Antje Monshausen von der Arbeitsstelle Tourism Watch von Brot für die Welt berichtete, dass die Datenerhebung im Tourismus heute zwar deutlich umfangreicher sei als noch vor zehn Jahren. „Aber da die ökologischen und sozialen Kosten immer noch nur selten erfasst werden, kann auch nicht daran gearbeitet werden, die negativen Folgen daraus zu reduzieren“, sagte Monshausen. Entwicklungszusammenarbeit könne deshalb eine gute Rolle dabei spielen, diese Kosten überhaupt erst sichtbar zu machen. Ein positiver Trend des Tourismus in der Vergangenheit sei, dass die Aufenthaltsdauer der Reisenden in den Urlaubsdestinationen zugenommen habe, wodurch die Wertschöpfung der lokalen Unternehmen vor Ort steige, so die Fachfrau.

Axel Klaphake, Abteilungsleiter Wirtschaft, Soziales und Digitalisierung bei der Gesellschaft für internationale Zusammenarbeit (GIZ), stellte fest, dass der Tourismus großes Potenzial habe, auf die die lokale Wirtschaft einzuwirken. Nach der Corona-Pandemie gebe es jedoch immer noch viele Destinationen, die weit vom Vorkrisenniveau entfernt seien. „Aber wir sehen, dass die Regionen resilienter geworden sind. Das ist auch gut so, denn die Pandemie wird nicht die letzte Krise gewesen sein“, so Klaphake. Als ein Schlüsselelement für einen krisensicheren und nachhaltigen Tourismus nennt der Sachverständige zuallererst die Aus- und Weiterbildung der Menschen in der Branche.
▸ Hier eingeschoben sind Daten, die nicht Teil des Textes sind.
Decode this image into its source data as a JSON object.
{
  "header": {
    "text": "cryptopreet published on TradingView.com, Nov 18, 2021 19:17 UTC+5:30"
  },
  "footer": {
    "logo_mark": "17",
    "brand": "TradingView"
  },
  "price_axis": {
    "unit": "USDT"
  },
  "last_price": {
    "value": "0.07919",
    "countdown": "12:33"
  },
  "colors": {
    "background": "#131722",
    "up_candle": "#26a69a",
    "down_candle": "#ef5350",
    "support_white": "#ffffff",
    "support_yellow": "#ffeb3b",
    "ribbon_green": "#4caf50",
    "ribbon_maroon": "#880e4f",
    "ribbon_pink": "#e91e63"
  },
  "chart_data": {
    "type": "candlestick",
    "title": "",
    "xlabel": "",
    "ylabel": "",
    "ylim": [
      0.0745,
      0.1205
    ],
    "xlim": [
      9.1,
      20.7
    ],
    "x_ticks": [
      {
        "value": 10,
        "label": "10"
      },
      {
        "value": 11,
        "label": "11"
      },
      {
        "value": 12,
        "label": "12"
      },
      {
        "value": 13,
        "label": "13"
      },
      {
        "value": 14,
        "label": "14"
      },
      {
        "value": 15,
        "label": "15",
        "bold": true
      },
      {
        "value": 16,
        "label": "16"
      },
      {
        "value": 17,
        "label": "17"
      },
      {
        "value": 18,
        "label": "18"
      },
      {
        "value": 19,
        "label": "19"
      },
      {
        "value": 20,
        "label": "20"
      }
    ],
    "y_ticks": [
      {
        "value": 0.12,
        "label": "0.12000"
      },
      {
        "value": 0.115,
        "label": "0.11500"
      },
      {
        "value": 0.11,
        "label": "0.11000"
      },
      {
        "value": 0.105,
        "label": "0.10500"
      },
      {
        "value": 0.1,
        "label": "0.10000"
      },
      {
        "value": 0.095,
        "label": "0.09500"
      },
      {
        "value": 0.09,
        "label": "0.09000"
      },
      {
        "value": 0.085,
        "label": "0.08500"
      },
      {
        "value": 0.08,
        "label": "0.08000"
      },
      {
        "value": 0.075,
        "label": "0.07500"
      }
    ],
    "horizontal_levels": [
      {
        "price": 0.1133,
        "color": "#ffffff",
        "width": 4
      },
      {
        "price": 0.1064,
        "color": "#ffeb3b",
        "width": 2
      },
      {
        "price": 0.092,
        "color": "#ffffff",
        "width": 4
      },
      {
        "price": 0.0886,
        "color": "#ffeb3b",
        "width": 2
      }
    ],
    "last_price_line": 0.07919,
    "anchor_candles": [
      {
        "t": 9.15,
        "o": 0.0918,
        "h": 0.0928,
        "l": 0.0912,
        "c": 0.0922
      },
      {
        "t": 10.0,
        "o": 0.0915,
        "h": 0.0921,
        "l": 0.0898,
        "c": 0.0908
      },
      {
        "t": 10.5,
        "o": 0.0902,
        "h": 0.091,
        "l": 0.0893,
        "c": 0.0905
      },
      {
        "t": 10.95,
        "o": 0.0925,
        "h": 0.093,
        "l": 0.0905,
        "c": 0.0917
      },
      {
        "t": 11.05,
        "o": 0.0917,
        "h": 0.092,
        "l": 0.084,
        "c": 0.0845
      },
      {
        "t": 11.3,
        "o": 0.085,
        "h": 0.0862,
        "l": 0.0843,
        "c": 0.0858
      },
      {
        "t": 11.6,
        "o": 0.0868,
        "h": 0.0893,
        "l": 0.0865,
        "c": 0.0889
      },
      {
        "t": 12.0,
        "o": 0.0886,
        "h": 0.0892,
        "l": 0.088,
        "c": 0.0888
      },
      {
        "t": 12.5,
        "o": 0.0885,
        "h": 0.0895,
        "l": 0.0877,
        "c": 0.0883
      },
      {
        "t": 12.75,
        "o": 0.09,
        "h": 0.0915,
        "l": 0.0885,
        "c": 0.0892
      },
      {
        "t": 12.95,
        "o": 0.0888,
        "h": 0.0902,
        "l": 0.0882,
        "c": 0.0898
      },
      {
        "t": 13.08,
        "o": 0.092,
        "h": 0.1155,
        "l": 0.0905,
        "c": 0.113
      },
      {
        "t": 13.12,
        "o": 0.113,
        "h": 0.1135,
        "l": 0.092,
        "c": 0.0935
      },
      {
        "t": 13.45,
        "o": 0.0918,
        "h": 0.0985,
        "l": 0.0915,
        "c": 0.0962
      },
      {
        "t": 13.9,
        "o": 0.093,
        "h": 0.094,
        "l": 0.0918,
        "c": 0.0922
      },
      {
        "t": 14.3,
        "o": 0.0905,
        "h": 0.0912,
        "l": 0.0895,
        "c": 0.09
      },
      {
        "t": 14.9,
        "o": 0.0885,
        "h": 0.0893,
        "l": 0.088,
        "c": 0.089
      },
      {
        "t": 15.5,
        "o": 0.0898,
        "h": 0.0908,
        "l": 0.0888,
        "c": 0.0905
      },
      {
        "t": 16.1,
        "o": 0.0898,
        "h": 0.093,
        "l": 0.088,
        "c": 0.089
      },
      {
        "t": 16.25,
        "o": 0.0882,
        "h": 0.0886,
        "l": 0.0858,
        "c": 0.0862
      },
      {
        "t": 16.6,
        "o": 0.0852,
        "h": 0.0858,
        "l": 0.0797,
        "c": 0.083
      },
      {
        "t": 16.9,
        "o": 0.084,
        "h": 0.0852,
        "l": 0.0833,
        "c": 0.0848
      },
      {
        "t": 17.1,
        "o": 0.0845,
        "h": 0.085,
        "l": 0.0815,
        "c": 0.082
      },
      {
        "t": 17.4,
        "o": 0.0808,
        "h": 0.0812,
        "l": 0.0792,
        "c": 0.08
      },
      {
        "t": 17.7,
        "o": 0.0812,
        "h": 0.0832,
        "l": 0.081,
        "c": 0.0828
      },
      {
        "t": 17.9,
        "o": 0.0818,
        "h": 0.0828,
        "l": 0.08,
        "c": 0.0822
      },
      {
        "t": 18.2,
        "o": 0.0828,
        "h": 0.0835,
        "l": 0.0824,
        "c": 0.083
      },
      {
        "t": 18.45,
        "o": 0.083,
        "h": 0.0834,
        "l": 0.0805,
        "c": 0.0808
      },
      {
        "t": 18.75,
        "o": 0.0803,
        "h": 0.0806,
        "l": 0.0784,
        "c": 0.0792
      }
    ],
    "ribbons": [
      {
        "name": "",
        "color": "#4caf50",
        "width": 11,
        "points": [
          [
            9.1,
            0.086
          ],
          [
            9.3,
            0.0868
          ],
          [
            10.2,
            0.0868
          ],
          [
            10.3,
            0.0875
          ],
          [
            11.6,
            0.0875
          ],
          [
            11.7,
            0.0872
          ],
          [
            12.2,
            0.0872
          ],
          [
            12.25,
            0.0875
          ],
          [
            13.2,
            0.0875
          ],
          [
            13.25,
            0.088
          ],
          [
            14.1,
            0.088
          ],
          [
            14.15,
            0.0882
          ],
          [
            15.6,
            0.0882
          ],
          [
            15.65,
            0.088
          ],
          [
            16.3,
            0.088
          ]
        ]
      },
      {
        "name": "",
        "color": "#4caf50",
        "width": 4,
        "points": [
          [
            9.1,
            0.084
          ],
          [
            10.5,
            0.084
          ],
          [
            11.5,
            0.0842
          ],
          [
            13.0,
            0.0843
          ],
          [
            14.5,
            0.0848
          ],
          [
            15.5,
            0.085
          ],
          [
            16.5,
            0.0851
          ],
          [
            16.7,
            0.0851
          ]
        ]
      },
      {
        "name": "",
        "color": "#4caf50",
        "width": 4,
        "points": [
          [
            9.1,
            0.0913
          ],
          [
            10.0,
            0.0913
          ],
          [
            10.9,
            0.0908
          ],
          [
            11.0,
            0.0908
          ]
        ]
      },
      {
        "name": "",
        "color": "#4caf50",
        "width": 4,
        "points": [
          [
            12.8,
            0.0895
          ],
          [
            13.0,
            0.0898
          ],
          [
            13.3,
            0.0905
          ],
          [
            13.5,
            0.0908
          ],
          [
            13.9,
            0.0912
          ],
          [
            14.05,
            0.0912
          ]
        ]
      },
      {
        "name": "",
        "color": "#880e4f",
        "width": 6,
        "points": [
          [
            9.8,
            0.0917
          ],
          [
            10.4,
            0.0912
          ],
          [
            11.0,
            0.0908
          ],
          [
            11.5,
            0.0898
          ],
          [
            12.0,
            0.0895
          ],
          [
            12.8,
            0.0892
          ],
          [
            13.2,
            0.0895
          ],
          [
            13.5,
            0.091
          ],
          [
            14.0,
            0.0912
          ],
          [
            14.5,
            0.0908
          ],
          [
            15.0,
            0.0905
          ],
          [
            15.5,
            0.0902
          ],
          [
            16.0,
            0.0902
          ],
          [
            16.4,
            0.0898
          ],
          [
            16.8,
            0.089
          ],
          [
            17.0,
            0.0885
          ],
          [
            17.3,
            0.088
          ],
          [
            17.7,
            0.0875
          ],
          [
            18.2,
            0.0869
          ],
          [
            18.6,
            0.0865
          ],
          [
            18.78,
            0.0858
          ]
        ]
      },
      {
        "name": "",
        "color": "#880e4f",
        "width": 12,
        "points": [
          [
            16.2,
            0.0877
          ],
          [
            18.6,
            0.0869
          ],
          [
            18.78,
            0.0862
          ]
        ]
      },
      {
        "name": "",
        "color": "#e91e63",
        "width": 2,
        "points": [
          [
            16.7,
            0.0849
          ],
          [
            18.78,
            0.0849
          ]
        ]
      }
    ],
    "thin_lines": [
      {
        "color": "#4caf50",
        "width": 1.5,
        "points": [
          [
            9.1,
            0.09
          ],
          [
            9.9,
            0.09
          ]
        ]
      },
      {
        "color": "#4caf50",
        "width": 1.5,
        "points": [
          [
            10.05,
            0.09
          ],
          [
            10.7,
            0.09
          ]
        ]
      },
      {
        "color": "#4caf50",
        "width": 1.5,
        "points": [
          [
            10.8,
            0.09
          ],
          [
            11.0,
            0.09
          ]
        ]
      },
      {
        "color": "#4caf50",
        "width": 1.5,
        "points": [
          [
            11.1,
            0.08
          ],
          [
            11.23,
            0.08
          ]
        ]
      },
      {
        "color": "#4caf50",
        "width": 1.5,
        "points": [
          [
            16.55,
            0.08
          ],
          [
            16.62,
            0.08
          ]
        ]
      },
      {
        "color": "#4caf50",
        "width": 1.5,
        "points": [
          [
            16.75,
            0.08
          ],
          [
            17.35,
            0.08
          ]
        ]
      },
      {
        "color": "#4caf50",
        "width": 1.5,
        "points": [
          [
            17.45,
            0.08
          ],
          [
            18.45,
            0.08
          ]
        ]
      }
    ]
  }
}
Volker Adams vom Branchendialog „Tourismus für nachhaltige Entwicklung“ konstatierte, dass der Tourismus einen großen Beitrag dazu leiste, Schwellen- und Entwicklungsländer zu stabilisieren. Auf das Lieferkettensorgfaltspflichtgesetz angesprochen sagte der Sachverständige, dass viele kleinere und mittlere Unternehmen von den Auflagen betroffen seien. „Wir haben als Verband die Sorge, dass diesen Unternehmen nicht die Mittel zur Umsetzung zur Verfügung stehen“, so Adams. Diese bräuchten daher „leicht verständliche Leitfäden und Module“, die bei der Umsetzung des Gesetzes in der Tourismusbranche helfen können.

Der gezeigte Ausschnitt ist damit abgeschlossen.